The following month, journalist Ion Aramendi was confirmed as host, returning to national television after three years on the Basque Country's EITB. Four champions of other game shows were hired as cazadores on the programme: Erundino Alfonso of ¡Boom!, Ruth de Andrés of Saber y ganar, and Paz Herrera and Lilit Manukyan of Pasapalabra.

El cazador debuted on 10 February 2020, achieving 7.4% of the audience. Its ratings varied from 5.9% to 7.8% and averaged at 6.9% up to 5 March, when it was renewed.

David Leo, another Pasapalabra champion, was added as a cazador in 2021. He left the show in 2023 due to a trial for domestic violence, of which he was acquitted. Orestes Barbero, whose team had won €30,000 on El cazador in June 2020, was added as a cazador in October 2023.

In March 2022, it was announced that Aramendi was leaving TVE for Mediaset, owners of the channel Telecinco. His successor was Rodrigo Vázquez, who had 14 years of experience from Televisión de Galicia. Vázquez's first episode was broadcast on 3 May, and his first month in the role matched Aramendi's last with 9.1% average audience share.

The Royal Spanish Academy criticised the show in January 2023 for including a question with the word "chique", a gender-neutral way of saying a young person.

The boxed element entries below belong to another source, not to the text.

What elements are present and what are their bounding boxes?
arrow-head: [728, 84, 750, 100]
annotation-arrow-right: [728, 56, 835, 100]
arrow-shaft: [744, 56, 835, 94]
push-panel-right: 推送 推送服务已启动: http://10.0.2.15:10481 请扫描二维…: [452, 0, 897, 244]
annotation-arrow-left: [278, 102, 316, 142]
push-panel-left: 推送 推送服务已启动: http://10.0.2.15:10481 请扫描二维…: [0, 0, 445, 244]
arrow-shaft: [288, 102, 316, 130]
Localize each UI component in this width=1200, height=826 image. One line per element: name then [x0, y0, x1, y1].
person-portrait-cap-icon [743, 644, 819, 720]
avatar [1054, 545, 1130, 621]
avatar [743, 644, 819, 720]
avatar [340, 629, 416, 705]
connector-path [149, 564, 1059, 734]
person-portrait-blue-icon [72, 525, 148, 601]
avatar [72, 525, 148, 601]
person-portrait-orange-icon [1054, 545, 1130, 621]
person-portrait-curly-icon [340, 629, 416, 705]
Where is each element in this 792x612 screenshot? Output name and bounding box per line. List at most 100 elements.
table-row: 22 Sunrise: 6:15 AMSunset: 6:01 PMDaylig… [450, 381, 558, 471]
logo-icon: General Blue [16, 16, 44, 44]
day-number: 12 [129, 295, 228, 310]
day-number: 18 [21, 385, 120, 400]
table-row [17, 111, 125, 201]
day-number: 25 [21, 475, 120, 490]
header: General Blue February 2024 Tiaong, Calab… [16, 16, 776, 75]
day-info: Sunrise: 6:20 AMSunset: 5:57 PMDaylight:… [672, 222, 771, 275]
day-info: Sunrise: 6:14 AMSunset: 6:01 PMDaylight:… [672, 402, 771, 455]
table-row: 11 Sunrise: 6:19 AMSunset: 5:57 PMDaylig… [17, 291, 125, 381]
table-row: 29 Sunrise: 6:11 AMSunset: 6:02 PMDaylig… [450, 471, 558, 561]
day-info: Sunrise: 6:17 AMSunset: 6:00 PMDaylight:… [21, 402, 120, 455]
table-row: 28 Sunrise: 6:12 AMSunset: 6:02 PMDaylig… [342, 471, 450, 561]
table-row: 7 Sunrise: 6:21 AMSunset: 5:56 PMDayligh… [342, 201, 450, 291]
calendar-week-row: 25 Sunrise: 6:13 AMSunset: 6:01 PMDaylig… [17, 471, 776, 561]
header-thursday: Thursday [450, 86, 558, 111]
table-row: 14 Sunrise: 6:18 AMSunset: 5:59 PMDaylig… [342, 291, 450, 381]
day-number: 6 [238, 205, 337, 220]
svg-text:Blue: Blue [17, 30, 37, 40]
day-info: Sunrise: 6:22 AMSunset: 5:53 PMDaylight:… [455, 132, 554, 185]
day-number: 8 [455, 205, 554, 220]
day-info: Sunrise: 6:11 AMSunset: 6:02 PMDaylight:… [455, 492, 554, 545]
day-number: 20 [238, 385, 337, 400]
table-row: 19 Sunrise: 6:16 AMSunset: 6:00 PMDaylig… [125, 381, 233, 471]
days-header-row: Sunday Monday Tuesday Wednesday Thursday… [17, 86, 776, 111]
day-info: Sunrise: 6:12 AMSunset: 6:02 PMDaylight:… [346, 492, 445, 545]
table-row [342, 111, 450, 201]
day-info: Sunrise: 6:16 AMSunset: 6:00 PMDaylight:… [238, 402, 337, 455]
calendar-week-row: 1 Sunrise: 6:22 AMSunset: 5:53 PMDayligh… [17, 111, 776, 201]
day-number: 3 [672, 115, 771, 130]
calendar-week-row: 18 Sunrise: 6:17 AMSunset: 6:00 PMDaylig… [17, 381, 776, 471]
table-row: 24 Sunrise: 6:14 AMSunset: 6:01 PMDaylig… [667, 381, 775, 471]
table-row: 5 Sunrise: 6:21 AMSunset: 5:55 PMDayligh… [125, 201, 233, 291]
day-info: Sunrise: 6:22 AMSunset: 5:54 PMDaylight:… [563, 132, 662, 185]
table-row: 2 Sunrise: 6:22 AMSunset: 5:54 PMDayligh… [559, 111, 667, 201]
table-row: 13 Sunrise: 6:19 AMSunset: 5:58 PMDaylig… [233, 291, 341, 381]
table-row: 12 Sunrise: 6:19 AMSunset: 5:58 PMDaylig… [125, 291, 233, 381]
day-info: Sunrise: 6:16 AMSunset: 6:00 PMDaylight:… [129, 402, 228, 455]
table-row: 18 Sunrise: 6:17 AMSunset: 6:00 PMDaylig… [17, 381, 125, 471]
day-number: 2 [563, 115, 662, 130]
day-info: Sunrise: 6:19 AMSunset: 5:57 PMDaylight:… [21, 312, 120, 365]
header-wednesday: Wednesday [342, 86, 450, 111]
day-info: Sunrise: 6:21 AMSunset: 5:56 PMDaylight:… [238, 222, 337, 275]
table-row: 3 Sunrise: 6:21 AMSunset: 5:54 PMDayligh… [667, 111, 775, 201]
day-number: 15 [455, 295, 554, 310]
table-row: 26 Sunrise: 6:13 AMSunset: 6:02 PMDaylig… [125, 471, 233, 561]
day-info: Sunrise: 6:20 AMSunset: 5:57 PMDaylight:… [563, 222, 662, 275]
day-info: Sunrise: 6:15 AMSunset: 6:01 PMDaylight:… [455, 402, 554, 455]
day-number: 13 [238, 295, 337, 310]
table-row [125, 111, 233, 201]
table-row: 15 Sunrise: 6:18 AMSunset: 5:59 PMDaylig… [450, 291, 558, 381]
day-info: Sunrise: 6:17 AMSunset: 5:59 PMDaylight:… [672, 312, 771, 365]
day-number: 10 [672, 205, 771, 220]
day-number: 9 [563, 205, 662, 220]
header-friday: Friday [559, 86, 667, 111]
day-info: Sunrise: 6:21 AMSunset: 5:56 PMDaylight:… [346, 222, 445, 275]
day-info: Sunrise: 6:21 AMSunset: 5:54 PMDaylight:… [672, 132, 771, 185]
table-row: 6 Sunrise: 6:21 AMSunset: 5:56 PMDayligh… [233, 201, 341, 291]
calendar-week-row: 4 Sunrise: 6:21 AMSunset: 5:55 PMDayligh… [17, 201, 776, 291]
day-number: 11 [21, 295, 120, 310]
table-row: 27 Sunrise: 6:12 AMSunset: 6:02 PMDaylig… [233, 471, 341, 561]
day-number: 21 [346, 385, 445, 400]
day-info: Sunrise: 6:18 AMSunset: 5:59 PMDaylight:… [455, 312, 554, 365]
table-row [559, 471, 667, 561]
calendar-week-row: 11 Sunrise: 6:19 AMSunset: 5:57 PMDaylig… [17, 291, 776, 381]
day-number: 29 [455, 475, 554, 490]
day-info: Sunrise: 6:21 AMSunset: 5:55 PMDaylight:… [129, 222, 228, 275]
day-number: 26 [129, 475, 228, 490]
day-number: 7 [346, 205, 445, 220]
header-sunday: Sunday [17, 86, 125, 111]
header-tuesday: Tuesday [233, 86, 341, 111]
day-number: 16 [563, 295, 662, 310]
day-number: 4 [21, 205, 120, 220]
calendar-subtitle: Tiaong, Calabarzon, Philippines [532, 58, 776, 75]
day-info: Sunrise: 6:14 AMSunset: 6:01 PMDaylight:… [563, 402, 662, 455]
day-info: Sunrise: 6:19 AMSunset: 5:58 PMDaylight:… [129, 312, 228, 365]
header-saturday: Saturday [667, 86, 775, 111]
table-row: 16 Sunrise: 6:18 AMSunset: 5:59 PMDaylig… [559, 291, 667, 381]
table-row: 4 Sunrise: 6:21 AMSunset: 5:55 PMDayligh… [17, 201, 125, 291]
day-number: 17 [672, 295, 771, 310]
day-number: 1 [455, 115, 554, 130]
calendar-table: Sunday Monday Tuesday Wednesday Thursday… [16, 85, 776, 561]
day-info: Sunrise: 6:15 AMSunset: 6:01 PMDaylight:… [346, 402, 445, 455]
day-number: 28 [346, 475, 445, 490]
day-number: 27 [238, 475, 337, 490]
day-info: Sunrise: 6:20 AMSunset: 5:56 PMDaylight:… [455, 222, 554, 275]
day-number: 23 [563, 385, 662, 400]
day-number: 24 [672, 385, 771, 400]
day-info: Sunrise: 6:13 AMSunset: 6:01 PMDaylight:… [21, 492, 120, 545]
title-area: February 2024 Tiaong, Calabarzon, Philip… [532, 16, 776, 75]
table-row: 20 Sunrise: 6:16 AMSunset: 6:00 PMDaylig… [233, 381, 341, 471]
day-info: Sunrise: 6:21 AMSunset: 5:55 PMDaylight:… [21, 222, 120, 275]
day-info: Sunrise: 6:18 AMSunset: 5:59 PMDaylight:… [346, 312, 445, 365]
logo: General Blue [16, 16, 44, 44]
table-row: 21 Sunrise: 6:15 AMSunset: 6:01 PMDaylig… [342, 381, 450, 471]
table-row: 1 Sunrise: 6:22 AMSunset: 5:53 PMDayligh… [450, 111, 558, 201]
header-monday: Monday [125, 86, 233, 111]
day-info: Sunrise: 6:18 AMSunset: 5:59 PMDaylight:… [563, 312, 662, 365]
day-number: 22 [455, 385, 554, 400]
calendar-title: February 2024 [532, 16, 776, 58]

In November 2023, TVE opted to broadcast El cazador twice daily. Twelve months later, however, new recordings were cancelled; filmed episodes including five prime-time specials would still air into April 2025. That month, it was announced that it would continue to be produced for La 2. The final episode on La 1 aired on 26 April, and the first on La 2 on 12 May. New episodes on La 2 only lasted until 19 May, and repeats were shown until October, when it was replaced by La pirámide. El cazador returned to La 2 for 25 December 2025.

La noche de los cazadores (literally "The Night of the Chasers"), an adaptation of Beat the Chasers, debuted on 17 January 2022. The prime-time spin-off was renewed for a second season in May.

==Format==

A team of four strangers take on a quiz show veteran, known as a cazador, for a jackpot. Individually, a contestant is asked general knowledge questions and awarded money for each correct answer. The contestant then competes against the cazador on a board, with each correct answer leading the contestant one step closer to banking the money, and the cazador one step closer to catching the contestant and eliminating them.

In the final, the contestants who outran the cazador have two minutes to answer as many questions as they can together. The cazador is then given the same amount of time to match their feat. If the contestants win, the jackpot is divided between them.